Tencent is up today despite merger block by officials. China’s market regulator announced that it will block Tencent Holdings Ltd’s intentions to merge the two biggest videogame streamers. The company planned to merge Huya and DouYu, and this comes as an anti-trust matter.
Tencent decided to make this plan public knowledge last year in a merger designed to make its stakes smoother in the firms. These two companies are estimated by MobTech to have a portion of the market as big as 80%. The market is worth about $3 Billion and it shows no signs of slowing growth.
Tencent is Huya’s largest stock holder, owning an estimated 36.9%. Tencent also owns more than 1/3 of DouYu. Both companies are listed in the United States and are worth $5.3 billion in combined market value. The State Administration of Market Regulation announced the decision came down after an additional set of Tencent contractions on the merger itself.
SAMR said Huya and DouYu’s total market value in the video game live-streaming arena would be over 70% in the event of a merger. This would strengthen Tencent’s stranglehold on the market.
Huya and DouYu are ranked No. 1 and No. 2, respectively, as China’s most loved video game streaming platforms. Consumers use the sites to follow their favorite streamers and sports casters. Tencent remarked that it “will abide by the decision, comply with all regulatory requirements, operate in accordance with applicable laws and regulations, and fulfill our social responsibilities.”
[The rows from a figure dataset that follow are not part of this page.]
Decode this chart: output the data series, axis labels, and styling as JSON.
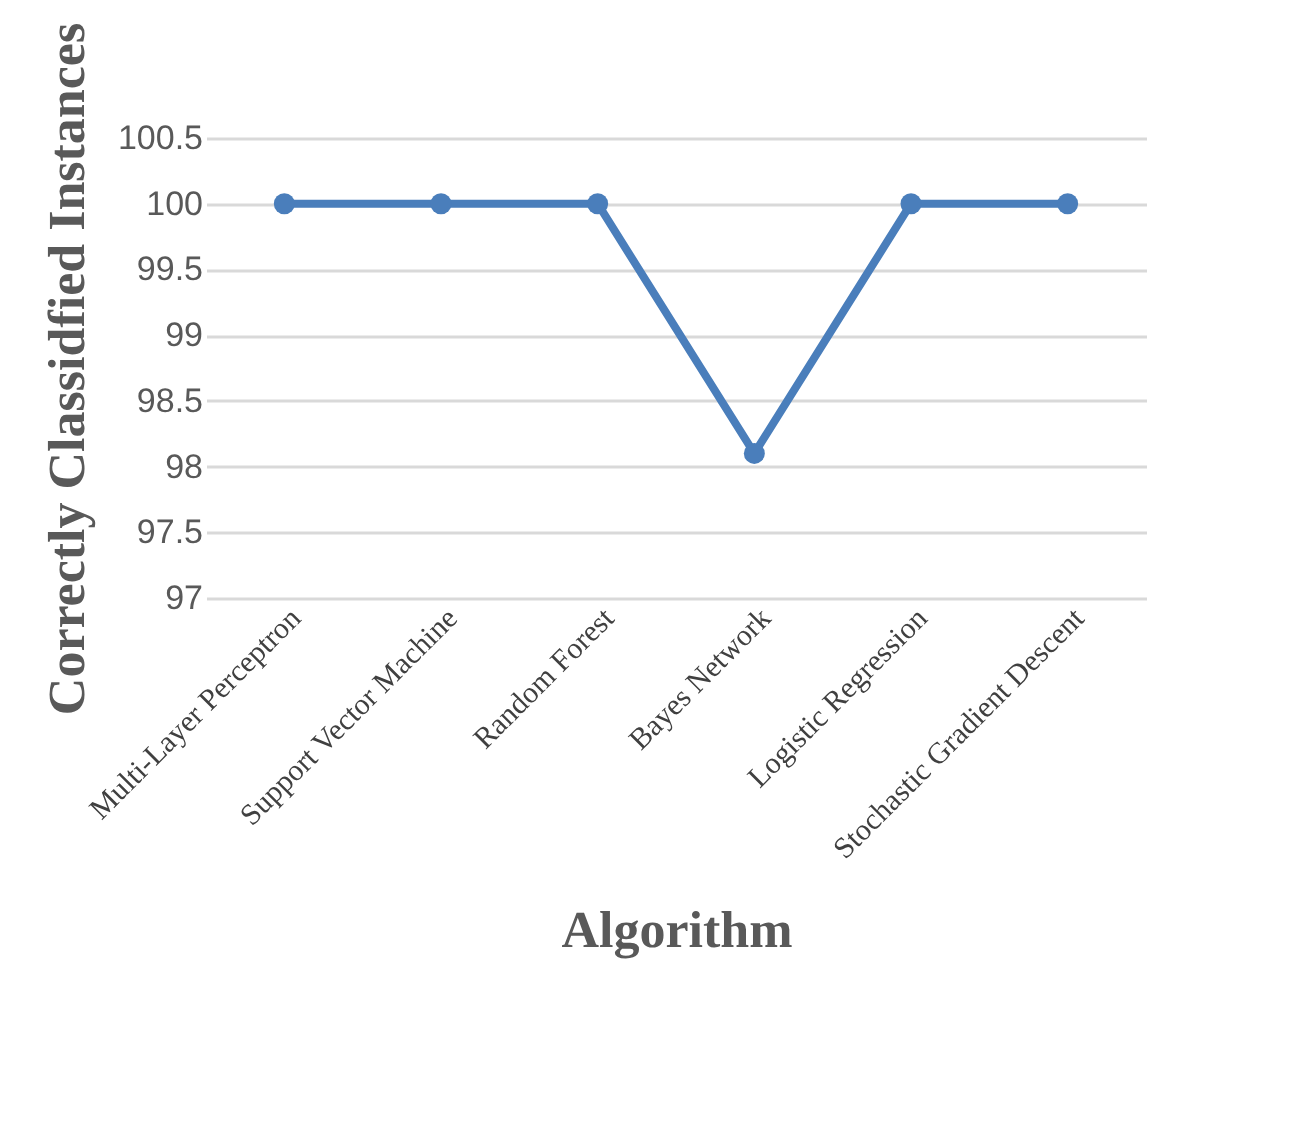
{
  "chart_data": {
    "type": "line",
    "xlabel": "Algorithm",
    "ylabel": "Correctly Classidfied Instances",
    "categories": [
      "Multi-Layer Perceptron",
      "Support Vector Machine",
      "Random Forest",
      "Bayes Network",
      "Logistic Regression",
      "Stochastic Gradient Descent"
    ],
    "series": [
      {
        "color": "#4a7ebb",
        "values": [
          100,
          100,
          100,
          98.1,
          100,
          100
        ]
      }
    ],
    "ylim": [
      97,
      100.5
    ],
    "yticks": [
      97,
      97.5,
      98,
      98.5,
      99,
      99.5,
      100,
      100.5
    ],
    "grid": "y",
    "legend": false,
    "marker": "circle",
    "line_style": "solid"
  }
}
The halt of this agreement comes at the same time as an ongoing tense situation emerging from Chinese tech companies and the administration. Before the second half of the year the anti-monopoly regulator fined Alibaba a whopping $2.75 Billion. MetaNews continues to monitor evolving regulations ion the Asia Pacific tech markets. Tencent is up today despite merger block by officials. China’s market continues to suffer from regulation increase.